The development of a Millennium Line SkyTrain extension along Broadway and two light-rail projects in Surrey are closer to reality.
This is thanks to a major funding agreement between the federal and provincial governments.
The deal will result in $4.1 billion in federal funds flowing into B.C. over the next decade for infrastructure.
"Long-term investments in infrastructure are key to building a strong Canada—connecting people, creating good jobs for the middle class, and building our economy and communities for the future," Infrastructure and Communities Minister Amarjeet Sohi said in a government news release.
According to the federal announcement, these projects will be cost-shared with provincial and municipal governments, and other partners.
The Liberal government has previously pledged to pay up to 50 percent of the cost of rapid-transit projects.
Following the April 2 announcement, TransLink CEO Kevin Desmond issued a statement declaring that this "further secures the resources" needed to deliver light rail in Surrey, a SkyTrain extension along Broadway, and 420,000 additional bus-service hours per year.
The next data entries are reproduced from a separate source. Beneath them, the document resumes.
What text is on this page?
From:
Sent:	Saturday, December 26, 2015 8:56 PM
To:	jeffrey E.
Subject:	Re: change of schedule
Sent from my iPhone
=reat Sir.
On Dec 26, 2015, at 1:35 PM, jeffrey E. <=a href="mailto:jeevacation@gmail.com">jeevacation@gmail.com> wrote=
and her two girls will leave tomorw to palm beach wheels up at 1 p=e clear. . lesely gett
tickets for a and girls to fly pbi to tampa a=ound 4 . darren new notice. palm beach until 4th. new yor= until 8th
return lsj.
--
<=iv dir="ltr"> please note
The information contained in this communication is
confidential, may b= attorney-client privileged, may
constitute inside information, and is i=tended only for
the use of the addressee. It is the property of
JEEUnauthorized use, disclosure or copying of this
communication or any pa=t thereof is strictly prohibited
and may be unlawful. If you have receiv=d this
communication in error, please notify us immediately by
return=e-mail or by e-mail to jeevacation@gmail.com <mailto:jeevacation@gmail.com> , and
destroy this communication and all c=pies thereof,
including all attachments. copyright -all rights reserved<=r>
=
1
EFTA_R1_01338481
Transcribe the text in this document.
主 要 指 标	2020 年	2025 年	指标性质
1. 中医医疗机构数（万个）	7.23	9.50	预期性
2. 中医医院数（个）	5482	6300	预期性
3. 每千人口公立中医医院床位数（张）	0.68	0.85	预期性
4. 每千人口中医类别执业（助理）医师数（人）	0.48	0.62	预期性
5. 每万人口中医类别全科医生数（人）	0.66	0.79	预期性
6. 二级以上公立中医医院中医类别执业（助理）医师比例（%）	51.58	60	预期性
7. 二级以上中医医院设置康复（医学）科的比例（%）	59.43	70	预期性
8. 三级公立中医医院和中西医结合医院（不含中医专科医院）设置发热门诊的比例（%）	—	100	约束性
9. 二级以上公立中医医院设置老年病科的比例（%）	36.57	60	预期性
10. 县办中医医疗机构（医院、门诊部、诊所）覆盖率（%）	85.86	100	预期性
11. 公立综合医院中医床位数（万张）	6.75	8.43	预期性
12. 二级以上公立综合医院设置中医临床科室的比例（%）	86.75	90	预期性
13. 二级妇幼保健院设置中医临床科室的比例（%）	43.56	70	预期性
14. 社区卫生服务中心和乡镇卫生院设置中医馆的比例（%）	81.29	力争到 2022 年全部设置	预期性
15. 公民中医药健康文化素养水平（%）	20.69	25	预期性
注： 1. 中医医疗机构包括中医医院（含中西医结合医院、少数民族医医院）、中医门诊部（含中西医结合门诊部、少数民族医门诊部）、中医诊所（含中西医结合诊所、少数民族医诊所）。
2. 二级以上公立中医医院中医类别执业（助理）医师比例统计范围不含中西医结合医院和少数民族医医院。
"I’m excited to work with our partners at the federal, provincial and municipal levels delivering this vision," Desmond said. "I thank the province and the federal government for acting to make our plans reality."
Last month, TransLink Mayors' Council chair Derek Corrigan announced that the region will get two light-rail lines in Surrey, the Broadway SkyTrain extension, and additional bus service in a fully funded phase two of the transportation plan.
Some observers have been confused by the cost of TransLink's plan. That's because the original plan put forward by the Mayor's Council before a 2015 plebiscite only included capital expenditures. That amounted to $7.5 billion over 10 years and included the Pattullo Bridge replacement, three light-rail lines, and a Broadway subway to Arbutus Street.
Now, TransLink is including additional operating costs in its numbers, which will result from adding more transit service. And the Pattullo Bridge is not part of the 10-year plan because the province has agreed to cover the entire $1.4-billion cost.
Phase two of the 10-year transportation plan, including operating costs, is now pegged at $7 billion.
Various levels of government have not disclosed details on how those capital and operating costs will be divided, though agreements are now in place between TransLink and the province and between the province and the federal government.
TransLink has estimated that the overall phase two investment plan, including operating costs, will result in about 35 percent of expenditures being covered regionally. Another 35 to 40 percent will be covered provincially, and 25 to 30 percent by the federal government.
Phase two includes light rail from Surrey Centre to both Guildford and Newton. But it doesn't include a completed line from Surrey Centre to Langley, which was in the 2015 Mayors' Council proposal.
Instead, TransLink plans to continue funding the design of this light rail line along the Fraser Highway so it will remain on schedule for construction to begin around 2024 once funding can be secured.
In addition, phase two has about $33 million set aside for cycling initiatives. Municipal governments will have to apply for this money for projects in their communities.
Phase one of the 10-year transportation plan added about $2 billion in operating and capital costs.